Implementing an Effective Immigration Enforcement Strategy

DHS is working to make sure that our limited resources are applied in a way that enhances public safety, border security, and the integrity of the immigration system, while respecting the rule of law. As part of that process, ICE has adopted new policies, including a new process that ensures that those enforcing immigration laws make appropriate use of the discretion they already have in deciding the types of individuals we prioritize for removal from the country.

DHS has implemented common sense policies that govern the allocation of our enforcement resources by:

  • Establishing as a top priority, the identification and removal of public safety and national security threats;
     
  • Expanding the use and frequency of investigations and programs, like Secure Communities, that track down criminals and gang members;
     
  • Deterring individuals from illegally crossing the southwest border, by prioritizing the apprehension of recent border crossers;
     
  • Eliminating worksite raids that did nothing to enhance public safety. Instead, we focused on targeted worksite enforcement programs like I-9 audits and criminal prosecutions of employers who egregiously violate employment laws;
     
  • Prioritizing the removal of those that repeatedly violate our immigration laws and immigration fugitives.

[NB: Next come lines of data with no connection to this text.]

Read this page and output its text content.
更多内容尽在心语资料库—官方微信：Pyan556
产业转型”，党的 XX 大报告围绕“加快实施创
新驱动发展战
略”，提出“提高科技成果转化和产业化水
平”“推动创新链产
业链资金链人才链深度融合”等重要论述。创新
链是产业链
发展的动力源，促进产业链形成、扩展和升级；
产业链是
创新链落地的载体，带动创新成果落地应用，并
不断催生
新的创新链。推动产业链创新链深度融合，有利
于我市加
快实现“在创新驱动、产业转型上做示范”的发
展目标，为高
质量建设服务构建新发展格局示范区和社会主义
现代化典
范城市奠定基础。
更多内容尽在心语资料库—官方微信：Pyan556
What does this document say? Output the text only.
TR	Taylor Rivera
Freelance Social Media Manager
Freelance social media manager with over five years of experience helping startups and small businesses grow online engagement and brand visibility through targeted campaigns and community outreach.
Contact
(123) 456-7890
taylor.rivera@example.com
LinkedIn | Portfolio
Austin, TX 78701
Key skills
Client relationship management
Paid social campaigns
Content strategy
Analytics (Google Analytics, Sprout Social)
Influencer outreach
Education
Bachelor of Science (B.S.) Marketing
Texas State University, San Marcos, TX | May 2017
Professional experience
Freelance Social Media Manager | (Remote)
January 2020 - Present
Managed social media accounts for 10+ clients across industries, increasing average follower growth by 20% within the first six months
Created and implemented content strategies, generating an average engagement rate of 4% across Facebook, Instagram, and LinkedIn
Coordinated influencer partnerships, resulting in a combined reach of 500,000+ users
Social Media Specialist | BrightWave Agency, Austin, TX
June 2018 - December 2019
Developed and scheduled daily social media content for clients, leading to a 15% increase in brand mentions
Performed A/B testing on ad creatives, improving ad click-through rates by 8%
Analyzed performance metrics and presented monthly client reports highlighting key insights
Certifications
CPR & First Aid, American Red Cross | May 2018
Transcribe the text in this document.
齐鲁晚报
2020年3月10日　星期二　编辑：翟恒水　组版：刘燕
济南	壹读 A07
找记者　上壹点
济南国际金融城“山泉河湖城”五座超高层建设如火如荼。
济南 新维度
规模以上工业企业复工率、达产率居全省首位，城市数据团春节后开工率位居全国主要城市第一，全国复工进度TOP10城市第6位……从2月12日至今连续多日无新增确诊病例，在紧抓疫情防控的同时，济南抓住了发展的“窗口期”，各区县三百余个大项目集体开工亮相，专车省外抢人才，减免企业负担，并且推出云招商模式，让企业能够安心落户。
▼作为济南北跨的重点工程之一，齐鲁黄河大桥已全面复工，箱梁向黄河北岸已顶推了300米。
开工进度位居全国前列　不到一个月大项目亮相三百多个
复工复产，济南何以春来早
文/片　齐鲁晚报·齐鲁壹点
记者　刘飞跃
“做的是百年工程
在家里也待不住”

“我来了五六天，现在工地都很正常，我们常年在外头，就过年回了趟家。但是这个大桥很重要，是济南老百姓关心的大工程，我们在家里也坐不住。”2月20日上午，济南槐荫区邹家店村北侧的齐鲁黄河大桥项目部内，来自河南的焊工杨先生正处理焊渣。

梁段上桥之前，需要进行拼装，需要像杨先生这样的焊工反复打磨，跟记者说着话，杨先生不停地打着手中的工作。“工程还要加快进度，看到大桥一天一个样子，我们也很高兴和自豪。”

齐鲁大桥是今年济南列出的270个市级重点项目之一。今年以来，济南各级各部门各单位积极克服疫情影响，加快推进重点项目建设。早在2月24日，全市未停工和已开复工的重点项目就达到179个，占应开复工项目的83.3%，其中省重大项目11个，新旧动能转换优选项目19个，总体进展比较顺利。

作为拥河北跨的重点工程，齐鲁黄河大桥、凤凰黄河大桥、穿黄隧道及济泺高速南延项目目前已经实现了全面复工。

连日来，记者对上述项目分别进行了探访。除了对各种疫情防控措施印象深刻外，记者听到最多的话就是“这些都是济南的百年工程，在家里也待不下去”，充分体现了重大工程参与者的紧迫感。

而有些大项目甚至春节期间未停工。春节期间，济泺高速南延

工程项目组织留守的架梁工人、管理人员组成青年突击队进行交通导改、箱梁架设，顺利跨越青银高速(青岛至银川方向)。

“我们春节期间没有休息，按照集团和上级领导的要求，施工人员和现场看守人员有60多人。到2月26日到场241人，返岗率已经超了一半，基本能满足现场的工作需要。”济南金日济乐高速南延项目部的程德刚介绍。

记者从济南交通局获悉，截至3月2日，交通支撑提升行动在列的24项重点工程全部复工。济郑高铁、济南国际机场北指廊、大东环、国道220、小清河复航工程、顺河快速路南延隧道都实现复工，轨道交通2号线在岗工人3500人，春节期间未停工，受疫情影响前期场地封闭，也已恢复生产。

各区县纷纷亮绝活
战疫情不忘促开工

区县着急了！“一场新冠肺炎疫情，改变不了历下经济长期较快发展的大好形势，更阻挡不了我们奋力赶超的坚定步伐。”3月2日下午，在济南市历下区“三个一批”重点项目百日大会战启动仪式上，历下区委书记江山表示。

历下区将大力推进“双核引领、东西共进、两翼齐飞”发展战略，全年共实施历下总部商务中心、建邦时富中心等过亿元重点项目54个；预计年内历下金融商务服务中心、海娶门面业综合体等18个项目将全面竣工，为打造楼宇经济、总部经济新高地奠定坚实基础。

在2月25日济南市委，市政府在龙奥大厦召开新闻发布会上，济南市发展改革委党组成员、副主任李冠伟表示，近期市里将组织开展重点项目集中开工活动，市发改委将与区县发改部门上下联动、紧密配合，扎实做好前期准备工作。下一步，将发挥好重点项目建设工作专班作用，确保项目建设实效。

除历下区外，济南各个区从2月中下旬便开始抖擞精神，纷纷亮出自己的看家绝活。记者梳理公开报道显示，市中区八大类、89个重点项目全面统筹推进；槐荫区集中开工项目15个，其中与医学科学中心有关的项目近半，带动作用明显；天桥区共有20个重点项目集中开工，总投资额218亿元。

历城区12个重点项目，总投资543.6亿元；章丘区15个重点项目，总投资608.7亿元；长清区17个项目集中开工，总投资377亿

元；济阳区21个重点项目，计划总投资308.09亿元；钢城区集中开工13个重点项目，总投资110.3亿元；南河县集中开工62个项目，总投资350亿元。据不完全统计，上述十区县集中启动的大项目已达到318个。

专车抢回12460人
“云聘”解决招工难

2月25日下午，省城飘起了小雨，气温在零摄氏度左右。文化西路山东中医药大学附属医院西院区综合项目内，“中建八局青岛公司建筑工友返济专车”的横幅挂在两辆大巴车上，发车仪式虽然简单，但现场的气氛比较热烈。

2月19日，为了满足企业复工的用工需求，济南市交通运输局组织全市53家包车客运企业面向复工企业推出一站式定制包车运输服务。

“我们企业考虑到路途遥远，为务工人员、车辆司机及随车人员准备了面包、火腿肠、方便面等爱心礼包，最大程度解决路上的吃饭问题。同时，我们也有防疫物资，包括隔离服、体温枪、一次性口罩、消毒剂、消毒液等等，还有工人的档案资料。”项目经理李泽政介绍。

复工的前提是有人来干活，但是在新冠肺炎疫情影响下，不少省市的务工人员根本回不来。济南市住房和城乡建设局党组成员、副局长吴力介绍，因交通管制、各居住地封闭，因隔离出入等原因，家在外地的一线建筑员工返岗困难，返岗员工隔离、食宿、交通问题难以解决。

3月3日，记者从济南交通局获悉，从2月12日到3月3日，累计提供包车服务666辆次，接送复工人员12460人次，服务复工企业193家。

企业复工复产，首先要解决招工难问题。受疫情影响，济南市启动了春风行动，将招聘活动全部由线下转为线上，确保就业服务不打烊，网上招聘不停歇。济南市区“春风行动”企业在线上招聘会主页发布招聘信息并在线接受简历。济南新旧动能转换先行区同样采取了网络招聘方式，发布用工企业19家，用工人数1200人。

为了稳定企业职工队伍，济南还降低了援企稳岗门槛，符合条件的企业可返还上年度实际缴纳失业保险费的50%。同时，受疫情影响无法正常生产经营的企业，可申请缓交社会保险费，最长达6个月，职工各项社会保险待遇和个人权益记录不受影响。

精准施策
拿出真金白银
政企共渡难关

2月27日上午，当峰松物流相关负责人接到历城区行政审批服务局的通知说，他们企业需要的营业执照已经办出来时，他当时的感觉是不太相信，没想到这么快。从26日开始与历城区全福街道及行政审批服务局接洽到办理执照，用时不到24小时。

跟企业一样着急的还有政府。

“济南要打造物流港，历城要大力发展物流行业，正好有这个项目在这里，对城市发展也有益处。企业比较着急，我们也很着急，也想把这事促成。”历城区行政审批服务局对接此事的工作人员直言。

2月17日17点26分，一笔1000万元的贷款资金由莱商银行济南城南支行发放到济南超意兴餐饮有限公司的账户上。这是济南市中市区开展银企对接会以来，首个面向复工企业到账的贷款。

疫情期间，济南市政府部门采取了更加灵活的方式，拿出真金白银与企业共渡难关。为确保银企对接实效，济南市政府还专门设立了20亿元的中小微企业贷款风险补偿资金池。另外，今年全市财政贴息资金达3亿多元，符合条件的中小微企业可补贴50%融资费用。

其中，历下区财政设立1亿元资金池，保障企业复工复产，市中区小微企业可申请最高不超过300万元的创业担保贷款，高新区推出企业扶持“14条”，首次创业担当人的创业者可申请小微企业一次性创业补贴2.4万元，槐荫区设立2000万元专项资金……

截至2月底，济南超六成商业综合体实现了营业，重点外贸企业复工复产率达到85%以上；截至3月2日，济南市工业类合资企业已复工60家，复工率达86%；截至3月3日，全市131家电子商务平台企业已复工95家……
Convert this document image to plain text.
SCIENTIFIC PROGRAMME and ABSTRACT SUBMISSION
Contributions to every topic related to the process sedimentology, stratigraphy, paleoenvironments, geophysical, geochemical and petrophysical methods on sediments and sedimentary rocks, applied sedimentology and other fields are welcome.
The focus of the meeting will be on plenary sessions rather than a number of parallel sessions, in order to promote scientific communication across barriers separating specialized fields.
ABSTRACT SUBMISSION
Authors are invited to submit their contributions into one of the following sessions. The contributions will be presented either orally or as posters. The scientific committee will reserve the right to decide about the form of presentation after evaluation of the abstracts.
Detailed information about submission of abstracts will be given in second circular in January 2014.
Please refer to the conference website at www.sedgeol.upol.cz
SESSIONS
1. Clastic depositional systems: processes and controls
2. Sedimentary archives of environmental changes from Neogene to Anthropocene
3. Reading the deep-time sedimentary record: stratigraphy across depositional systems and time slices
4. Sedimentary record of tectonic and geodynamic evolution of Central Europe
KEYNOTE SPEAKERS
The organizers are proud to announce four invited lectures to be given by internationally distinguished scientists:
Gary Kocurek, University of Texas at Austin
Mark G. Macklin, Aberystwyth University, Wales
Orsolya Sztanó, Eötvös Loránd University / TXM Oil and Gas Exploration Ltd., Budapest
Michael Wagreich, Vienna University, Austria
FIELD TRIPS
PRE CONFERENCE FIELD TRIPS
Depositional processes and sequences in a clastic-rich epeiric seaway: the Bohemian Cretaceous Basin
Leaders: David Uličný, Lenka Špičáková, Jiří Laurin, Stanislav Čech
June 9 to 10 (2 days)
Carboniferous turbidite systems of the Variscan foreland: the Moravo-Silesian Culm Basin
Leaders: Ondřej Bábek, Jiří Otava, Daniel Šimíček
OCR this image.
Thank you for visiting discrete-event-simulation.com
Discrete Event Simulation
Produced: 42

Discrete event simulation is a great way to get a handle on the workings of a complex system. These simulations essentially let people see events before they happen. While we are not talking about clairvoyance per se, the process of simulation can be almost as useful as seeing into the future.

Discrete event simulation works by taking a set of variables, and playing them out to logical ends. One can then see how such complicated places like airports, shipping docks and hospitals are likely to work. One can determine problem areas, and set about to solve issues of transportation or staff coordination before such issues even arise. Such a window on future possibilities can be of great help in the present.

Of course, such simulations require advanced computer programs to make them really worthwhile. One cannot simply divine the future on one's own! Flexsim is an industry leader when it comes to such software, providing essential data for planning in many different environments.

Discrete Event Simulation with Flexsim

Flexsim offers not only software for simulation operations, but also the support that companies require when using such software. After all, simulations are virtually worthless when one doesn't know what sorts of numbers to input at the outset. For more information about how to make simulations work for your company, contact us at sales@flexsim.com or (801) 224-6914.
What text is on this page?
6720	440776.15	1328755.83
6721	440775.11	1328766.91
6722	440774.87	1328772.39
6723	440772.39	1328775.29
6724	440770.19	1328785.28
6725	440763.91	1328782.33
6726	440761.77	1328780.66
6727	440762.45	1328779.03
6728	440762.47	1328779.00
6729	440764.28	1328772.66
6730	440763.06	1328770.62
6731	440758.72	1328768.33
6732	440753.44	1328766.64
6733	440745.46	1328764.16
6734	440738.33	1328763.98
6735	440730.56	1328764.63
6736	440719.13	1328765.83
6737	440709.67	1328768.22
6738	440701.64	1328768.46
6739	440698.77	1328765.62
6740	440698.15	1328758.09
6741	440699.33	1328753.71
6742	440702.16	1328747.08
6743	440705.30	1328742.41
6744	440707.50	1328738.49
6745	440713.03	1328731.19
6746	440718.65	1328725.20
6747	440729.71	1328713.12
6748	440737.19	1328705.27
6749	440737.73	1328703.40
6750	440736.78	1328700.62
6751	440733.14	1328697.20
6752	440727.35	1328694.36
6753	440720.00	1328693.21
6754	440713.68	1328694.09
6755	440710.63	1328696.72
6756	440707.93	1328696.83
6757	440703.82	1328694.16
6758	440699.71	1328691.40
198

Over the past few years, DHS has achieved significant results in implementing an effective immigration enforcement strategy:

  • In FY 2010, ICE removed over 195,000 convicted criminals-- more than had ever been previously removed by ICE and 81,000 more than removed in FY 2008.
     
  • For the first time in decades, in FY 2010, 50% of the aliens removed by ICE had been convicted of a criminal offense. In FY 2011, ICE will again remove a record number of convicted criminals from our country.
     
  • Similar results have been achieved with regard to setting priorities for the removal of those termed "non-criminals." More than two-thirds of those removed in 2010 were either recent border crossers or repeat violators.